As with most any statistical form of statistical analysis, inference in mixed models is challenging when the sample size is small. While it is always possible to use an asymptotically-based standard error (such as what can be obtained using the Fisher information matrix), the fact that these are motivated through an asymptotic argument makes them suspect in smaller samples. This is particularly true for the structural variance parameters of a mixed model, whose sampling distributions are known to converge more slowly to the limiting Gaussian approximation than the mean structure parameters. A further complication is that the variance parameters are domain-restricted, since a variance cannot be negative. As a result, some standard inference procedures like the log likelihood ratio test cannot be applied.

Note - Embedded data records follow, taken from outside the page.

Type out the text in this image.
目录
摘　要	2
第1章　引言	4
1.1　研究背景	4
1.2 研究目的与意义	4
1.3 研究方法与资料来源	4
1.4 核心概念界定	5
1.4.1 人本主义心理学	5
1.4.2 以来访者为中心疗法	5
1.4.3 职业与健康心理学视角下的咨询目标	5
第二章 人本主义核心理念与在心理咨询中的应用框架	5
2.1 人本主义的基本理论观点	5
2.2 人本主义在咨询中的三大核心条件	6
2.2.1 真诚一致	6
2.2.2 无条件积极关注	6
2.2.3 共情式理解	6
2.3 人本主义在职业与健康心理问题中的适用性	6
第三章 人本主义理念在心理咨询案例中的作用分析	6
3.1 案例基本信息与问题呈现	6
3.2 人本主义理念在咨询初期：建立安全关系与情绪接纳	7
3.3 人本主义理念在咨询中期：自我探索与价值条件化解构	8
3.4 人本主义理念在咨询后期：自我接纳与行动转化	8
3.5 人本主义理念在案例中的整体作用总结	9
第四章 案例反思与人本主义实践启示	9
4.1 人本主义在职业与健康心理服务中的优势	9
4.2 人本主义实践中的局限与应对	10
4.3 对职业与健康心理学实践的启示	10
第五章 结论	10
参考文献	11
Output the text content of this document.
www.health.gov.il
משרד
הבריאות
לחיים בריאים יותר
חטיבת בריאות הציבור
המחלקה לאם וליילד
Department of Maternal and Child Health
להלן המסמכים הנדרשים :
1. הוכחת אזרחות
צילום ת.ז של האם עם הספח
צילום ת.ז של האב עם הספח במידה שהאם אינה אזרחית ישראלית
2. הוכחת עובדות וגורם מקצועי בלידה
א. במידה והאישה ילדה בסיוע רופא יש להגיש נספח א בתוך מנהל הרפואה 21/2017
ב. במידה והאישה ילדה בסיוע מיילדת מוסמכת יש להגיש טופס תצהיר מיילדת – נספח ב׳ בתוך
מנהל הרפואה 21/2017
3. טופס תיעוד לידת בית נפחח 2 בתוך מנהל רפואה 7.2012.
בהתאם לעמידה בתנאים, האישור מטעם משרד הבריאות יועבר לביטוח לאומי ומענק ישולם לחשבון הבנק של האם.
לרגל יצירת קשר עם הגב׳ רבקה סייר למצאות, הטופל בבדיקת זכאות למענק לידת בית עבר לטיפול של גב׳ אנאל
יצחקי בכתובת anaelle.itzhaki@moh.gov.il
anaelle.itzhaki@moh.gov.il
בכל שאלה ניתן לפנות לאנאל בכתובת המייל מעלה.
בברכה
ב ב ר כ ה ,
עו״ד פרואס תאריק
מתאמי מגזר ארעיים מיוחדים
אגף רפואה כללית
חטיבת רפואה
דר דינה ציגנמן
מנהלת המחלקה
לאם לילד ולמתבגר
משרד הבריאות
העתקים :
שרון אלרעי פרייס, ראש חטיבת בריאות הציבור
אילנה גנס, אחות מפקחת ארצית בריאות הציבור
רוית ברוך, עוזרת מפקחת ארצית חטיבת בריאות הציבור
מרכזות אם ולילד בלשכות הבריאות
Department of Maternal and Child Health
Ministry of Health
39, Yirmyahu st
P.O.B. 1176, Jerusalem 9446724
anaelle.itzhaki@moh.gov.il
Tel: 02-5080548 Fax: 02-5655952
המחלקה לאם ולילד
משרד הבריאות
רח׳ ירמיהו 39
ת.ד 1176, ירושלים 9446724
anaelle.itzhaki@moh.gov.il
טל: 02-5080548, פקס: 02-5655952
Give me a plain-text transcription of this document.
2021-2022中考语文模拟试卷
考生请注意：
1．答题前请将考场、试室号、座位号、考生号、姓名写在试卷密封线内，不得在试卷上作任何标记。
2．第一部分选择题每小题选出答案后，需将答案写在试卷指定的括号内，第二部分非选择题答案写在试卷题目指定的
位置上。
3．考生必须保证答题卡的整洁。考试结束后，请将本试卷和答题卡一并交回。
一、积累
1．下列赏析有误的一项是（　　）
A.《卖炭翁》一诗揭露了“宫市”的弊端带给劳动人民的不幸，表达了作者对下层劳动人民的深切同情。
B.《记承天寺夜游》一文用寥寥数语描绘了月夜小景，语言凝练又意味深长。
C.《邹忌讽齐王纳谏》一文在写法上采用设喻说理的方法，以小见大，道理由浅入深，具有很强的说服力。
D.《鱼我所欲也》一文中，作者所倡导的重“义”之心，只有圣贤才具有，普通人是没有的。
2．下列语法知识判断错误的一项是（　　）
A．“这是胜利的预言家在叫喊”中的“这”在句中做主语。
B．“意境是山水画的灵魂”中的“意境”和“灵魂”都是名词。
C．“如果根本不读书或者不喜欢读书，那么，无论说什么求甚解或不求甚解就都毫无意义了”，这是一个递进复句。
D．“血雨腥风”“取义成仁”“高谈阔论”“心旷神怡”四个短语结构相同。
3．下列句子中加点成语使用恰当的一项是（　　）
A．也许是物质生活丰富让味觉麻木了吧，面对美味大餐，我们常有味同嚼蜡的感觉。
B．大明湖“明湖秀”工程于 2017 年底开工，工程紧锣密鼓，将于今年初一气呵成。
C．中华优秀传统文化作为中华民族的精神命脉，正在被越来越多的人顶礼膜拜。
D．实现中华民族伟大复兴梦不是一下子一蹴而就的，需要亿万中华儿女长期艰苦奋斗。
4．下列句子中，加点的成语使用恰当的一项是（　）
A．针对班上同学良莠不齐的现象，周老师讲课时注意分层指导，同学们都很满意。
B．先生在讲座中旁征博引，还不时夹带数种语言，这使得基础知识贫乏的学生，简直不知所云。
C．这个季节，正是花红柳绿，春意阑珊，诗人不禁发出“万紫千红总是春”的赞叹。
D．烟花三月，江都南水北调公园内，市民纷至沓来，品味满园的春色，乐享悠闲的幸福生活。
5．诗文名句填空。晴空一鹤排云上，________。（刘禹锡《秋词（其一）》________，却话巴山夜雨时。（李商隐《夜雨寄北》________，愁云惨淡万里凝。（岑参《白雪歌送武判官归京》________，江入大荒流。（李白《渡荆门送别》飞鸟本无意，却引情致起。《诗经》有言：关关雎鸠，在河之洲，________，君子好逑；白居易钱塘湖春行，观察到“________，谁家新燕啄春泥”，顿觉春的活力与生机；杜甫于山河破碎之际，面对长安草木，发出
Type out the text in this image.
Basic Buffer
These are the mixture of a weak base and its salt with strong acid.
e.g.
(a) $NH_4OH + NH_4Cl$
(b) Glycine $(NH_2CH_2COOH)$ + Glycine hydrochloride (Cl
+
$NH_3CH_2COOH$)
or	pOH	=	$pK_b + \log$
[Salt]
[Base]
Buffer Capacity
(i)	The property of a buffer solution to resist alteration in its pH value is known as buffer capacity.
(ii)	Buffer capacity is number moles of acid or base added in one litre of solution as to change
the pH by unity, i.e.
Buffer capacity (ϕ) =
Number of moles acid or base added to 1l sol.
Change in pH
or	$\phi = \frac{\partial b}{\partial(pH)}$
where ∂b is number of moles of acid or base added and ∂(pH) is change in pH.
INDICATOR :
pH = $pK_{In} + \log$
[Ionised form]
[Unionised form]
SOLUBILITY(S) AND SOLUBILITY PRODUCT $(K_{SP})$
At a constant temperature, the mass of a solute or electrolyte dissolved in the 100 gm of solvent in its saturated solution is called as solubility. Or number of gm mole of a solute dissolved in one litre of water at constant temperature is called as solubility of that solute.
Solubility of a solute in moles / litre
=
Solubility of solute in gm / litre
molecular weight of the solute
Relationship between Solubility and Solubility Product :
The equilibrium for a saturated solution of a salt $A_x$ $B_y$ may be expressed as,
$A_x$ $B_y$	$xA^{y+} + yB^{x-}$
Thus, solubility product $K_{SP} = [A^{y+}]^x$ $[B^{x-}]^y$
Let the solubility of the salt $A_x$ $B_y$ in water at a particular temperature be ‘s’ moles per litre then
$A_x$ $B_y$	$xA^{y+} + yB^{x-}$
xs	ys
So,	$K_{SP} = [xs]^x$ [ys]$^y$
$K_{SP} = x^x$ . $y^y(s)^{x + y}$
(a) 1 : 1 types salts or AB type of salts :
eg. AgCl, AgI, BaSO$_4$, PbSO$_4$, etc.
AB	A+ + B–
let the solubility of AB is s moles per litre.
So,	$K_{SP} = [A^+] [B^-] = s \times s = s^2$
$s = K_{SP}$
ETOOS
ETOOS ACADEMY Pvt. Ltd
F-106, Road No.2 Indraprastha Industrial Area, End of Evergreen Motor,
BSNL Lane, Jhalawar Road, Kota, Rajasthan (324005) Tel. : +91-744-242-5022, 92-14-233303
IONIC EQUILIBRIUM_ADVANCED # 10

Many effective uses for mixed models in practice do not require us to do traditional inferential analysis on variance parameters. For example, it is rarely of great interest to test $\tau^2=0$ in the basic random intercepts model discussed above. When the focus is more on the mean structure parameters, the variance parameters are being used to adaptively select the appropriate level of pooling, so there is no need to formally test the variance structure. Even when the variance structure is of primary interest, it is generally enough to assess its structure using goodness of fit or other model evaluation procedures, rather than thinking in terms of formal tests of sharp null hypotheses.